La insoportable levedad de la existencia

¡Qué ansias teníamos como país que la tragedia del avión siniestrado  en isla  Juan Fernández, culminara como una epopeya gloriosa, como ocurrió con los 33 mineros!
Esperábamos  quizás, otro cartel : “Estamos bien los 21 en una balsa”. Los seres humanos vivimos evadiendo la realidad,  soñando con  que somos inmortales. Y no  aceptamos  que la vida es una trampa, que nacemos sin haberlo pedido, que estamos encerrados en un cuerpo que no hemos elegido y que  vamos a morir.
Nos parece que los personajes que vemos en la televisión son eternos, intocables, inalcanzables, semidioses. Por eso nos duele tanto su partida. Recién caemos en la cuenta de que son seres humanos como cualquiera y ello nos horroriza porque nos hace meditar en nuestra propia partida y en la insoportable levedad de la existencia.
Sí, es aterrador comprender cuán leve puede ser el existir.
Los más llorados entre quienes viajaron rumbo a su final, cautivaban a través de las cámaras y  paradojalmente compartían el mismo nombre: Felipe. De un segundo a otro, estando tan cerca de tocar tierra, se apagó su luz. De un segundo a otro, se extinguió todo. Adiós fama, adiós viajes, adiós atardeceres,  adiós amadas familias y amigos, adiós hobbys, adiós halcones y caballos, adiós Chicureo, adiós equipo del matinal, adiós a la gran familia televisiva y a las personas anónimas que me quisieron sin conocerme, adiós. Adiós veleros, adiós escuelas modulares, adiós sueños  y desafíos, adiós ansias de levantar Chile, adiós sonrisas de niños humildes. Adiós escuela de Iloca porque fuiste la primera, adiós Zafrada, adiós.
Sí, a todos nos ha costado asumirlo. A lo mejor nos falta ser más espirituales, sensitivos y profundos, como tantos poetas que han escrito sobre la muerte. Gabriela Mistral compuso, con el alma dolorida,  sus grandiosos   “Sonetos de la Muerte”, dedicados al joven suicida Romelio Ureta, a quien ella amó en silencio.
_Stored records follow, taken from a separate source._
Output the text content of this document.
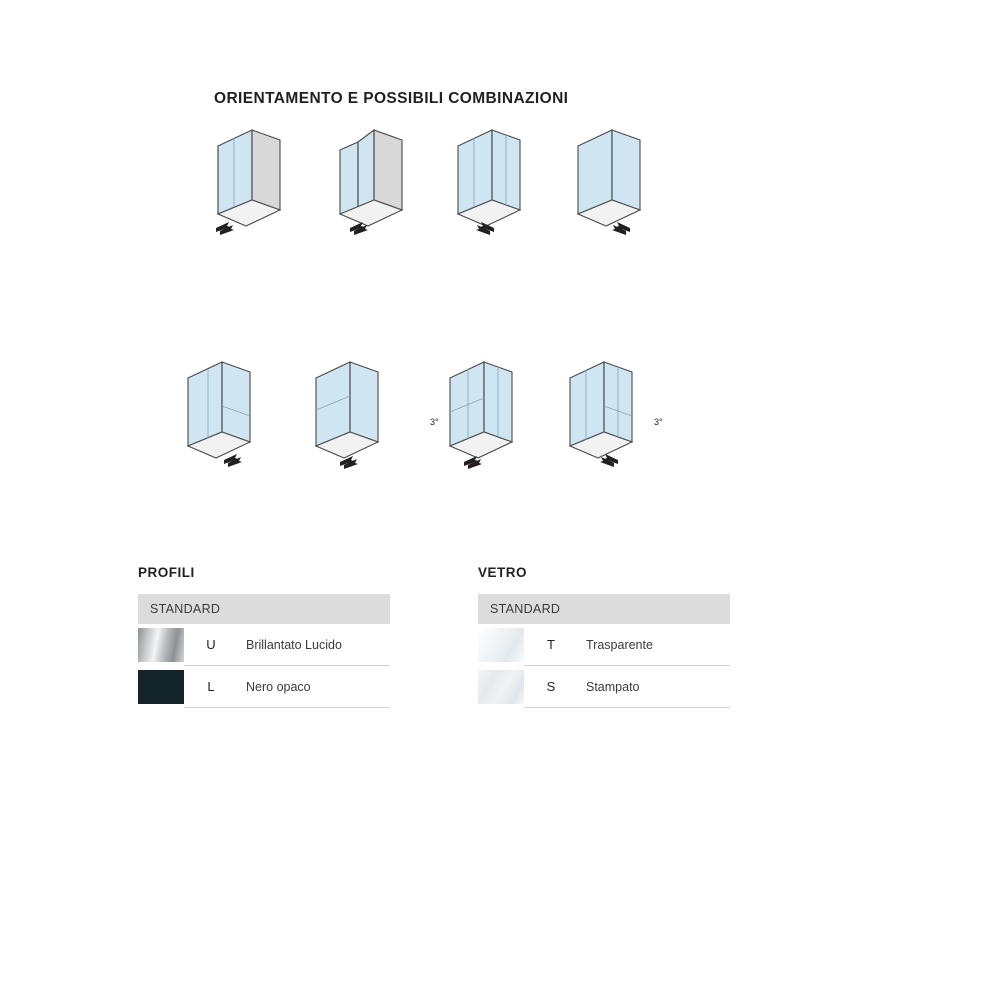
ORIENTAMENTO E POSSIBILI COMBINAZIONI
3°	3°
PROFILI
STANDARD
U	Brillantato Lucido
L	Nero opaco
VETRO
STANDARD
T	Trasparente
S	Stampato
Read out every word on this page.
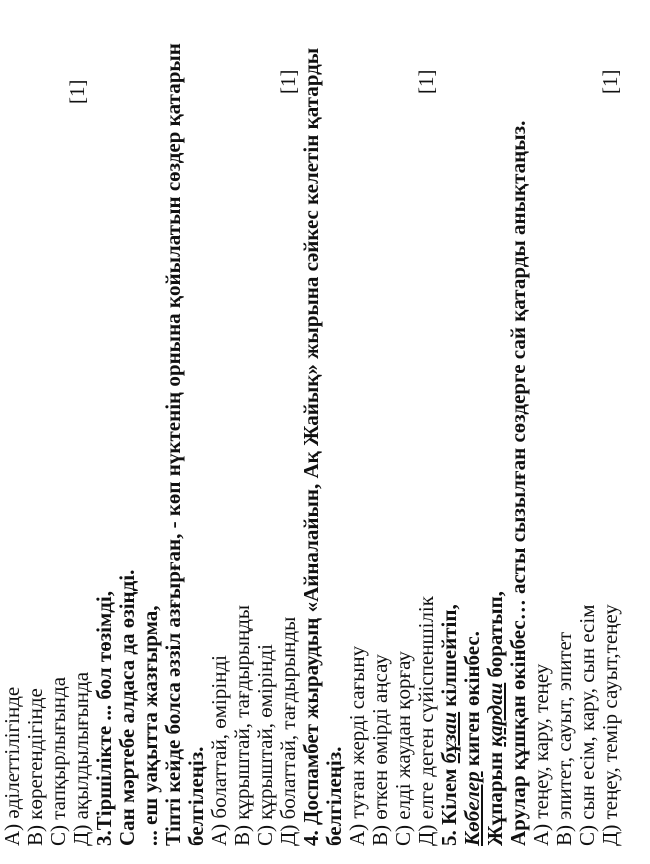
А) әділеттілігінде В) көрегендігінде С) тапқырлығында Д) ақылдылығында
[1]
3.Тіршілікте ... бол төзімді, Сан мәртебе алдаса да өзіңді. ... еш уақытта жазғырма, Тіпті кейде болса әззіл азғырған, - көп нүктенің орнына қойылатын сөздер қатарын белгілеңіз. А) болаттай, өмірінді В) құрыштай, тағдырыңды С) құрыштай, өмірінді Д) болаттай, тағдырынды
[1] 4. Доспамбет жыраудың «Айналайын, Ақ Жайық» жырына сәйкес келетін қатарды белгілеңіз. А) туған жерді сағыну В) өткен өмірді аңсау С) елді жаудан қорғау Д) елге деген сүйіспеншілік
[1]
5. Кілем бұзаи кілшейтіп,
Көбелер киген өкінбес.
Жұпарын қардаи боратып, Арулар құшқан өкінбес… асты сызылған сөздерге сай қатарды анықтаңыз. А) теңеу, кару, теңеу В) эпитет, сауыт, эпитет С) сын есім, кару, сын есім Д) теңеу, темір сауыт,теңеу
[1]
Así como se preguntó el poeta Gustavo Adolfo Bécquer, al contemplar la fosa solitaria de una niña recién enterrada, cuando ya no quedó nadie, ni el último deudo,  también me interrogo y me lleno de luto cuando pienso en la muerte: ¿Vuelve el polvo al polvo? ¿Vuela el alma al cielo? ¿O es  ficción, podredumbre y cieno? No sé, pero hay algo que explicar no puedo. Y es el dejar tan tristes, tan solos y olvidar tan pronto a quienes han muerto. No olvidemos a ninguno de los que dejaron un espacio enorme  tras la tragedia de Juan Fernández. Nos iremos, al igual que  ellos, en un instante. Porque la existencia es sólo levedad. Asumámoslo. Tarde o temprano, nuestros restos los acunará la tierra o los tragará la inmensidad del mar.